Depending on your flight schedule, fatigue and hypoglycemia are very real possibilities. If you had a hard time getting to sleep because of the boisterous teenagers down the hall in your hotel, you may be operating at less than optimum. (Naturally, you’re FAR 117-okay, right?). If you skip breakfast to try to get every minute of sleep you can, you’re setting yourself up for an additional problem: hypoglycemia. When you grab a donut with your coffee on the way to the airport, you’ve completed the recipe. The sugar in the donut initially gives you a rush of energy and helps wake you up. Your body’s energy-regulating mechanism, sensing this increase in blood sugar level, thinks you’ve just had a big breakfast, and signals your pancreas to secrete insulin, a lot of insulin, to maintain the proper level of blood sugar. When your blood sugar level drops after the short energy fix you got from the donut, you now have an excess of insulin in your blood, and get the “post sugar lows”, actually insulin shock. You may have felt great with the burst of energy the donut gave you for takeoff, but now it’s payback time later, maybe over the outer marker!
Clearly, the most difficult aspect of dealing with subtle incapacitation is in recognizing it. It’s essential in a crew aircraft that each pilot be able to recognize when the other pilot is not performing at the expected level.
One way is strict adherence to Standard Operating Procedures (SOPs), so that any deviation becomes immediately obvious to the other pilot. Those Standard Callouts are in the flight manual for a reason. If the other pilot does not respond with the proper callout, you can be alerted to at least look over to see if he/she is all right. It could be simply a forgotten response, or it might be a case of subtle incapacitation. Some years ago, at another carrier, the use of callouts alerted a crew that the pilot at the controls of a B727 had suffered a heart attack, which had gone unnoticed on an approach! Apparently the power setting and trim had been so well established that the plane flew right down the glide slope, on airspeed and on course.

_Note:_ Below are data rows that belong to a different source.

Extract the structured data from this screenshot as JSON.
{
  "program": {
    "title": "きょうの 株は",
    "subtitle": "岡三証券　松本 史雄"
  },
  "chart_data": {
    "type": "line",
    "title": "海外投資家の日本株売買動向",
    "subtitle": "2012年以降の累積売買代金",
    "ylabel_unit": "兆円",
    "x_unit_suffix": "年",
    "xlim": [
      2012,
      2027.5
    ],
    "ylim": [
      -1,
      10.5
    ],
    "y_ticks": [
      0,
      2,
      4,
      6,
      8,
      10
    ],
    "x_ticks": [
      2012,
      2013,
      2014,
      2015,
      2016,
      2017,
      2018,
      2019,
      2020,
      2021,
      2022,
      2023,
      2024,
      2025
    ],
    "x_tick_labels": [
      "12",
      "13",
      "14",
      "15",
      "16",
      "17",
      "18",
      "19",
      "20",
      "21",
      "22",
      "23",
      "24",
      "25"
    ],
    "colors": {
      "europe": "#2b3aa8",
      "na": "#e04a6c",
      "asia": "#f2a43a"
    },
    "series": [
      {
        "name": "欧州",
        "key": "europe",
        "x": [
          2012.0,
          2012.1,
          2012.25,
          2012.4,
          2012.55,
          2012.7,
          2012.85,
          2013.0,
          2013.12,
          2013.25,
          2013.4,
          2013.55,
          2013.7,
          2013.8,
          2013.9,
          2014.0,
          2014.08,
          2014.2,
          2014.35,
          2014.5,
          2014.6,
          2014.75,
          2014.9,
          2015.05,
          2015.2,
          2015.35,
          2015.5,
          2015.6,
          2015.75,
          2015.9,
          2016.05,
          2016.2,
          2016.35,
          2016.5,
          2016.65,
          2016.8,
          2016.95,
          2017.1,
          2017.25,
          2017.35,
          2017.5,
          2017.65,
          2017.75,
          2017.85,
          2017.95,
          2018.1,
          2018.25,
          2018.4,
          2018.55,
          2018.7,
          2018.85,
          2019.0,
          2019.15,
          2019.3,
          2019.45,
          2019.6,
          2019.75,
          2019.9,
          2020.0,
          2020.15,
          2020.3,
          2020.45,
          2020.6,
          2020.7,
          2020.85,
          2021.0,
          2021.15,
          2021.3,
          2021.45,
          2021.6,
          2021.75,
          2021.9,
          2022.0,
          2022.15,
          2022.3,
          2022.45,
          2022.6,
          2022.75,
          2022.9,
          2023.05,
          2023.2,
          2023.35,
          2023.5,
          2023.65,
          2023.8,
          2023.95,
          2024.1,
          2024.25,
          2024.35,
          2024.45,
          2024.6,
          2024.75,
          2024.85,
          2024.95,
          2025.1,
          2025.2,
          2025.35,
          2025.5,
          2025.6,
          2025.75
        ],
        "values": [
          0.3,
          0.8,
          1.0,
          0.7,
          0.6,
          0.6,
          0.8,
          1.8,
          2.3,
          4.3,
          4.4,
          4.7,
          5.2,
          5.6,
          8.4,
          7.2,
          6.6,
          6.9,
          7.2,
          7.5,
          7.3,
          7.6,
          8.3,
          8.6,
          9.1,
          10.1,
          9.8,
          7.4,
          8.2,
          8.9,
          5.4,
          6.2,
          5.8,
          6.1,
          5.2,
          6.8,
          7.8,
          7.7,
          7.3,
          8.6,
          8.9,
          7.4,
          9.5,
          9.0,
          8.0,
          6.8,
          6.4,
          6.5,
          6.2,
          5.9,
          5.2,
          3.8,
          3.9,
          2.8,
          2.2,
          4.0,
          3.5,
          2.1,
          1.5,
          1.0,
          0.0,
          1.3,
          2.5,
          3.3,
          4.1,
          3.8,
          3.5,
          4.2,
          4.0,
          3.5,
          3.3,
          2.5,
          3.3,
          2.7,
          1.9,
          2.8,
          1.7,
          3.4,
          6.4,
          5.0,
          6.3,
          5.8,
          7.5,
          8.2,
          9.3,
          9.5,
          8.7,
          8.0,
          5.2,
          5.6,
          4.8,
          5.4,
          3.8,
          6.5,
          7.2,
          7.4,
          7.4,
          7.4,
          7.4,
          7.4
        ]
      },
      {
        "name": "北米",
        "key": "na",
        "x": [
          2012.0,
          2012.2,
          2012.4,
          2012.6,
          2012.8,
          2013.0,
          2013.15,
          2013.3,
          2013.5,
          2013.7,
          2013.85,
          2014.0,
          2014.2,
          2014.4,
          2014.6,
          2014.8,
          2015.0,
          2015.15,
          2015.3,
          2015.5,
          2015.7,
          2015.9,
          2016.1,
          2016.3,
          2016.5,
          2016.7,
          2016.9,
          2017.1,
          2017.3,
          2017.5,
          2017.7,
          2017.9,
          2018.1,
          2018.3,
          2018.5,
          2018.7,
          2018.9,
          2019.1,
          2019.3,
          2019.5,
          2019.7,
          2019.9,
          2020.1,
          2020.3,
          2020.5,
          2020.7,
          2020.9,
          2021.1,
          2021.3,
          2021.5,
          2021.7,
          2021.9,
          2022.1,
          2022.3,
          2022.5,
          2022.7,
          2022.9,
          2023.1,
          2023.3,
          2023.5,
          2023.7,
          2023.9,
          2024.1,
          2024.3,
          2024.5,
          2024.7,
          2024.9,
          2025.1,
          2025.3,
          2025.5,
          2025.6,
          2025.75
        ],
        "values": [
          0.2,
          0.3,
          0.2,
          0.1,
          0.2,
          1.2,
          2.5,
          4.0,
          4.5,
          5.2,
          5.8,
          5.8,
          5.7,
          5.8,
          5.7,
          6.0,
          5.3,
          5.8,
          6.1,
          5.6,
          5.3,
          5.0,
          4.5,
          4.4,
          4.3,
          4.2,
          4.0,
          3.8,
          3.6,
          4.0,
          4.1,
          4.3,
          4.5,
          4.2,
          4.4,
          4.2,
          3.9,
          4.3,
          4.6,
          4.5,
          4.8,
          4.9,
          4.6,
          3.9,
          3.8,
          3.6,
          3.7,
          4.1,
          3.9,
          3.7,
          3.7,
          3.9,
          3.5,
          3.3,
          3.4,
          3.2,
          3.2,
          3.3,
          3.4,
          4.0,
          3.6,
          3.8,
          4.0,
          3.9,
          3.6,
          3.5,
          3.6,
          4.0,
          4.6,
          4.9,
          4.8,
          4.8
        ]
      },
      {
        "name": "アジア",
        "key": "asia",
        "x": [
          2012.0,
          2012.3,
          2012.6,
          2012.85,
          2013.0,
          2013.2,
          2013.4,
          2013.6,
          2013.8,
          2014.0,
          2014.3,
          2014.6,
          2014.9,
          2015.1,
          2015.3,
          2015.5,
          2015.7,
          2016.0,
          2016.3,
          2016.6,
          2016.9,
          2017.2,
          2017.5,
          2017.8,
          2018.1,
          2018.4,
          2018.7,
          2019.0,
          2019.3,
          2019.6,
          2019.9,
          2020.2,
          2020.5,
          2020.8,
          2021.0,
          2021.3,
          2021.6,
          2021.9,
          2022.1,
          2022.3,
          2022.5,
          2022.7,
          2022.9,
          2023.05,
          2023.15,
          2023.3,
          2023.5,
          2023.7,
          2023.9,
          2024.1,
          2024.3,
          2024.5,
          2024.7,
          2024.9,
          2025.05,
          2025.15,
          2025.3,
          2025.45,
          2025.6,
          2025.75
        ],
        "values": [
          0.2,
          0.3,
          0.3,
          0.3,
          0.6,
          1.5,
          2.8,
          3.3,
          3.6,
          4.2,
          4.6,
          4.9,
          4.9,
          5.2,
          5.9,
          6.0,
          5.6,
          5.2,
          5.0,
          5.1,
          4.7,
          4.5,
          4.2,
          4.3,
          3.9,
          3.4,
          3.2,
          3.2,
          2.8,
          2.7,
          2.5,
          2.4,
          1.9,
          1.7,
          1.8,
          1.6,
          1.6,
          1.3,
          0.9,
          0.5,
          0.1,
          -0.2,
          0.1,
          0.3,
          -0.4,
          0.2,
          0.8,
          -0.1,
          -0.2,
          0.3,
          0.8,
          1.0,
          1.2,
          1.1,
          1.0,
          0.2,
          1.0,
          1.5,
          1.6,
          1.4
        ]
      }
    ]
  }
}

Like many other areas of flying, the job’s not finished until the paperwork is complete. In this case, NTSB Part 830 requires a report if any crewmember becomes ill and cannot perform his duties. And, naturally, your boss needs to know about it.
Incapacitation, either subtle or overt, is a fairly unlikely occurrence, but can have very serious consequences. The key to successfully handling it, as with other in-flight emergencies and irregularities, is preparation.